The Council has long been a strong Obama ally. Its former executive vice president, for example, is White House domestic policy adviser Cecilia Munoz. But earlier this year, the group’s President Janet Murguia lost patience with the White House approach on immigration, calling Obama the “deporter-in-chief” and arguing that the president had turned a blind eye to the damage done by deportations.
Legal experts familiar with rules governing tax-exempt organizations say there’s nothing wrong with two nonprofits having formal or informal links such as shared officers on their boards of directors or even shared employees as long as each nonprofit abides by IRS tax rules and limits on how much lobbying they can do on public policy matters.
“It’s not unusual for organizations that are loosely affiliated but are all tax-exempt,” said Jan Baran, a longtime ethics attorney at Wiley Rein. “There are thousands of organizations that have even more formal links like sharing the same offices.”
Still, the Council's critics questioned the connection.
Bob Dane, communications director for the Federation for American Immigration Reform, which opposes illegal immigration and wants to limit legal immigration to 300,000 individuals a year, argued that Southwest Key’s success looks unseemly.
“There are a lot of kids falling through the cracks and they need a roof over their heads and food — to be cared for, but this group looks like it’s fattening its pockets on the public trough,” he said.
“La Raza is pushing the policies that are creating the chaos at the border this program is trying to address,” he said.
Health and Human Services' Office of Refugee Resettlement operates about 100 short-term shelters for unaccompanied children immigrants throughout the United States.
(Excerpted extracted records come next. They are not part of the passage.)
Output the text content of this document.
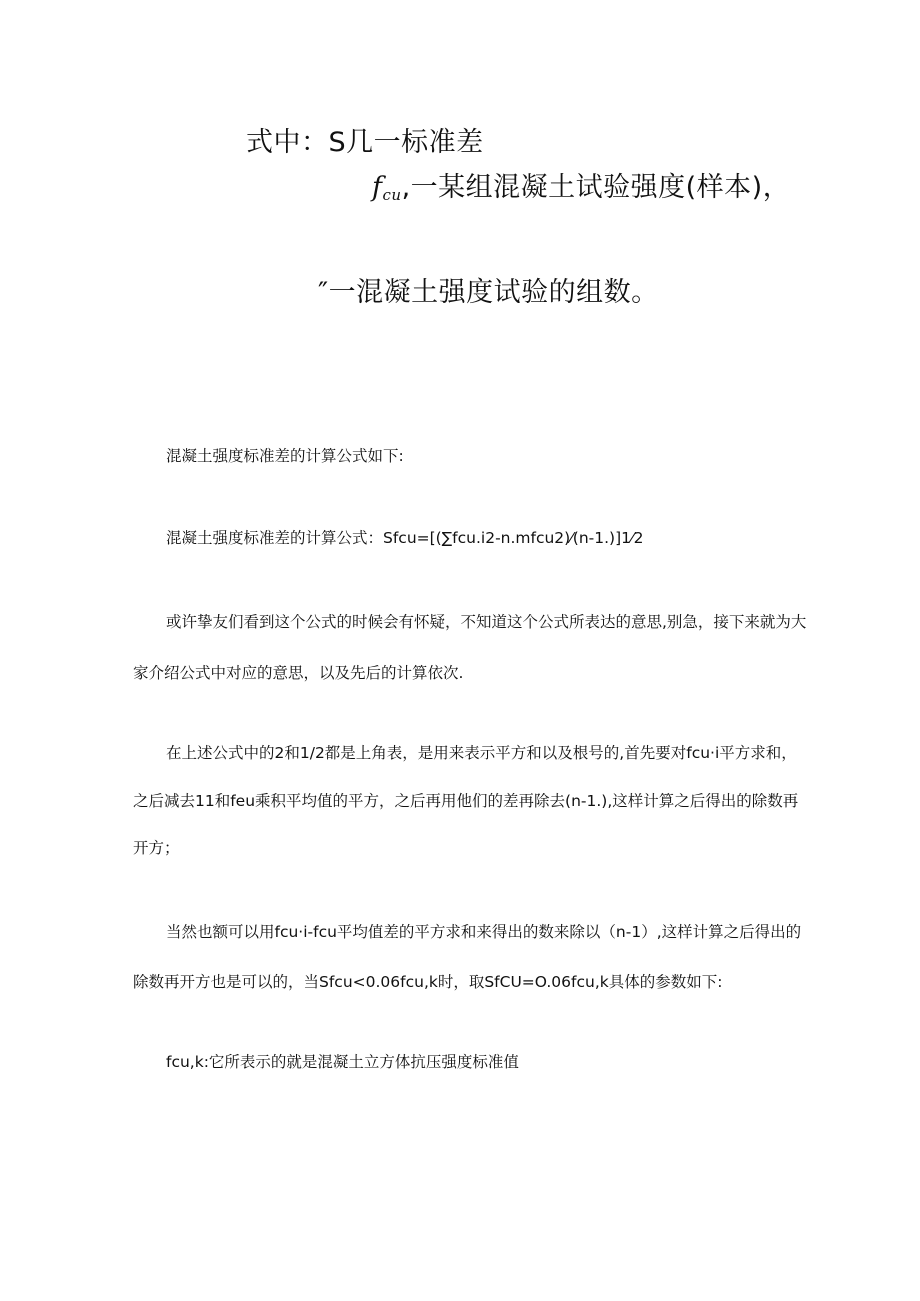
式中：S几一标准差
fcu,一某组混凝土试验强度(样本)，
″一混凝土强度试验的组数。
混凝土强度标准差的计算公式如下:
混凝土强度标准差的计算公式：Sfcu=[(∑fcu.i2-n.mfcu2)⁄(n-1.)]1⁄2
或许挚友们看到这个公式的时候会有怀疑，不知道这个公式所表达的意思,别急，接下来就为大
家介绍公式中对应的意思，以及先后的计算依次.
在上述公式中的2和1/2都是上角表，是用来表示平方和以及根号的,首先要对fcu·i平方求和，
之后减去11和feu乘积平均值的平方，之后再用他们的差再除去(n-1.),这样计算之后得出的除数再
开方；
当然也额可以用fcu·i-fcu平均值差的平方求和来得出的数来除以（n-1）,这样计算之后得出的
除数再开方也是可以的，当Sfcu<0.06fcu,k时，取SfCU=O.06fcu,k具体的参数如下:
fcu,k:它所表示的就是混凝土立方体抗压强度标准值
Recently, because of the flood of unaccompanied children across the border, the agency has opened three new temporary facilities at military bases in California, Texas and Oklahoma. Southwest runs at least one of the three facilities.
Southwest has been caught up in some of the controversies in recent weeks surrounding attempts to move child immigrants flooding into Texas to shelter facilities around the country
Earlier this week, a planning commission for the north San Diego County suburb of Escondido rejected a proposed 96-bed facility for children arrested by the Border Patrol and the group is getting an assist from the American Civil Liberties Union, which is considering legally challenging the decision.
Correction: Cecilia Munoz was executive vice president of La Raza. Dr. Juan Sanchez and Anselmo Villareal are former members of the La Raza board of directors. Their titles were incorrect in an earlier version of this story. The Washington Examiner regrets the errors.